Review of 300

300 (2006)
3/10
Watchable but still bad
15 August 2007
Warning: Spoilers
I gave this film a generous 4 stars but it's not one I would particularly watch again (except with the accompanying RiffTrax by Mike Nelson and co. - actually looking forward to that).

I enjoyed the comic series for what it was - it was well-paced and nicely illustrated - but this film failed to invoke the experience of the comics. There are some well-done action scenes (the film even manages to make a sex scene into an action scene, although it comes off as more amusing than erotic) and endless scenes of guys getting impaled, decapitated or whatever, but it's all very thin. There is very little behind it all, despite it being based on historical events. Even Braveheart (a movie I no longer appreciate as much as I used to) managed to instill its battle scenes with some weight.

Comparisons have been drawn between this film and a video game and they're not unfounded. Blood flies everywhere, but it's all fake and doesn't land anywhere. Impalements, dismemberments and decapitations abound but when the camera pans to the battle scene, nary a drop of the red stuff is seen anywhere. It's like the film cut costs by avoiding the use of fake blood. Whatever the case, it looks fairly silly and adds to the "weightlessness" of the film.

Then there are the beasts and monsters that appear in this movie, making the film something of a "historical fantasy" but they really don't add much to anything. For one thing, the CGI is terrible, notably for a wolf and some elephants. As for the elephants, they are described as being "clumsy," so why should I care? There is a war rhino that is, of course, utterly ridiculous and an ogre's fight with Leonidas is just an all-too familiar rehash of recent cinematic melee. There is a thing with the cleavers for forearms that was just bizarre and I don't know what the story is with the goat-headed guy. These scenes are merely "eye candy" and don't add much else to the film.

The performances were ridiculously overstated, I thought, making the dialogue come off as cheesy. For instance, David Wenham, the actor who helped assassinate the character of Faramir in LoTR, was even worse here. He adopts an odd and unappealing narrative voice and just seems to go on an on, especially at the end of the movie.

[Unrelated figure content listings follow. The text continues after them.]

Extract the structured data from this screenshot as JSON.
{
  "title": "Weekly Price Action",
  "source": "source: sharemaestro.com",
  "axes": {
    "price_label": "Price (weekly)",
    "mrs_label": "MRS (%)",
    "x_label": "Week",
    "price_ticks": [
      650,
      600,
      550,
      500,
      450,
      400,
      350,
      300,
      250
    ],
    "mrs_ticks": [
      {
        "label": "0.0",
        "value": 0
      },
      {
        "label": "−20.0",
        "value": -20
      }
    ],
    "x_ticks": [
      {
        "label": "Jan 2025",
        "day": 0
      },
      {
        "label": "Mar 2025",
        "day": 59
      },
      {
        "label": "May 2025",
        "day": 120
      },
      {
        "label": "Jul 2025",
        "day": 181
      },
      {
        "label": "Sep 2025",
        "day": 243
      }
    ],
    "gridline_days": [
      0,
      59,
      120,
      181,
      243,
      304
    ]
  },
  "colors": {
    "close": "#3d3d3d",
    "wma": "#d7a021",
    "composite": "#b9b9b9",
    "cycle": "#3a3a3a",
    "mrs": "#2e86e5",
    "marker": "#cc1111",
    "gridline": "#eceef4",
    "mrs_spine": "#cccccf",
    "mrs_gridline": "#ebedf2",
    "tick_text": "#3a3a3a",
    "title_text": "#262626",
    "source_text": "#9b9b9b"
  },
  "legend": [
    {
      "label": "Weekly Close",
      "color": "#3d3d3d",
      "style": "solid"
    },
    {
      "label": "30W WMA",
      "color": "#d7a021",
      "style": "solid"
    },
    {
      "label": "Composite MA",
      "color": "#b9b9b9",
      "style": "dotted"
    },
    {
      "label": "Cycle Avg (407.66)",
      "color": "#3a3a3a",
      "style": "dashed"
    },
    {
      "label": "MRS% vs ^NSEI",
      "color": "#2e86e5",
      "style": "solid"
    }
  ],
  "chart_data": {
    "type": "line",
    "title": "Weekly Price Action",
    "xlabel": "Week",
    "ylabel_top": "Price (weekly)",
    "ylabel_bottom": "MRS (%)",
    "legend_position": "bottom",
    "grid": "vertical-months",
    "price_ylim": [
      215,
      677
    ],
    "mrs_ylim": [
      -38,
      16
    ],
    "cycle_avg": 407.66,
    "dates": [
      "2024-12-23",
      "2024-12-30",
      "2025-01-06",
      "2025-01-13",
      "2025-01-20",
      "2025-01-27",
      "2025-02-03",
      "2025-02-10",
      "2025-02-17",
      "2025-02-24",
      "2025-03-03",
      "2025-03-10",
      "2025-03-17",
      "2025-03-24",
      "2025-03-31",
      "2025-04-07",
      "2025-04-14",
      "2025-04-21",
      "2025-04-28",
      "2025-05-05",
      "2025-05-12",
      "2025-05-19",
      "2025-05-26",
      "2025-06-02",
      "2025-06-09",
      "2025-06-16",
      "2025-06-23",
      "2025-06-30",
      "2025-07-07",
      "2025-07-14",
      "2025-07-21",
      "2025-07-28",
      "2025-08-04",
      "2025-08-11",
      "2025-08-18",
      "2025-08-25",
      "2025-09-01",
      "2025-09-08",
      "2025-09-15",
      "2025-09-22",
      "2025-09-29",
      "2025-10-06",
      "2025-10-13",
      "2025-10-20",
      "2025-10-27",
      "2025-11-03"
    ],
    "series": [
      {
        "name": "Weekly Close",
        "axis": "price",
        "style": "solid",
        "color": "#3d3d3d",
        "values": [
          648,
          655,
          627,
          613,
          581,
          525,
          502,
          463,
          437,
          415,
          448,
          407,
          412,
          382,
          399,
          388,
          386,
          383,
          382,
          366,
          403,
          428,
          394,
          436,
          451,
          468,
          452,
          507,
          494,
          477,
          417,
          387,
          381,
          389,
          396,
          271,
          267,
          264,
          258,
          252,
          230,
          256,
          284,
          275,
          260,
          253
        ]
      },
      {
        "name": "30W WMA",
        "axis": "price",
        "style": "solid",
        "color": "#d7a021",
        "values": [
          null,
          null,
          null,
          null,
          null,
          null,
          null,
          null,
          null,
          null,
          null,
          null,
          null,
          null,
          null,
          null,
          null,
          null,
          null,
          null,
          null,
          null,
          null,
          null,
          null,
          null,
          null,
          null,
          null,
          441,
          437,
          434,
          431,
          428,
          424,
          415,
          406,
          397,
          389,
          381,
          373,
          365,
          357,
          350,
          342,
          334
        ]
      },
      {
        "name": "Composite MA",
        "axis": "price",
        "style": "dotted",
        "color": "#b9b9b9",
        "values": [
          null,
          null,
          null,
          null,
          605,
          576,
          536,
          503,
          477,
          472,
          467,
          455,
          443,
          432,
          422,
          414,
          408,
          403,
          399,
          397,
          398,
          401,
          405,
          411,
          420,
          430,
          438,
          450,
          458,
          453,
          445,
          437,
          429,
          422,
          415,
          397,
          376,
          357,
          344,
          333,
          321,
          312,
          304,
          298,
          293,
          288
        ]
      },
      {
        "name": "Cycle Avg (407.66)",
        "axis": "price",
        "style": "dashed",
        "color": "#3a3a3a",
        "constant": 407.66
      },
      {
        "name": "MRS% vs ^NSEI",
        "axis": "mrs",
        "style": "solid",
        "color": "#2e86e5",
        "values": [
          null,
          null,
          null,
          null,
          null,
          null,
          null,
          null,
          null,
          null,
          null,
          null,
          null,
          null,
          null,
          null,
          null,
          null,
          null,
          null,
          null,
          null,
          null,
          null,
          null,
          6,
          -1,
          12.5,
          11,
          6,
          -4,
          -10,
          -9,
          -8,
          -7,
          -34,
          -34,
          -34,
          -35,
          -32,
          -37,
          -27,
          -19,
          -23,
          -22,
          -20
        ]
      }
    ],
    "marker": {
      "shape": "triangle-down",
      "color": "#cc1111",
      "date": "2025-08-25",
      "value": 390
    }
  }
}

And then there's the villain, who almost makes everyone else look better by comparison. Rodrigo Santoro's performance would be utterly laughable if it were not almost painful to watch. Why Frank Miller decided to depict Xerxes in the comic book this way, I can't say, but one can more easily overlook Xerxes' appearance there. Here it stands out like a, well, a bunch of fake body piercings.

I could go on and on, but I think the only way to see how bad it is is to watch it.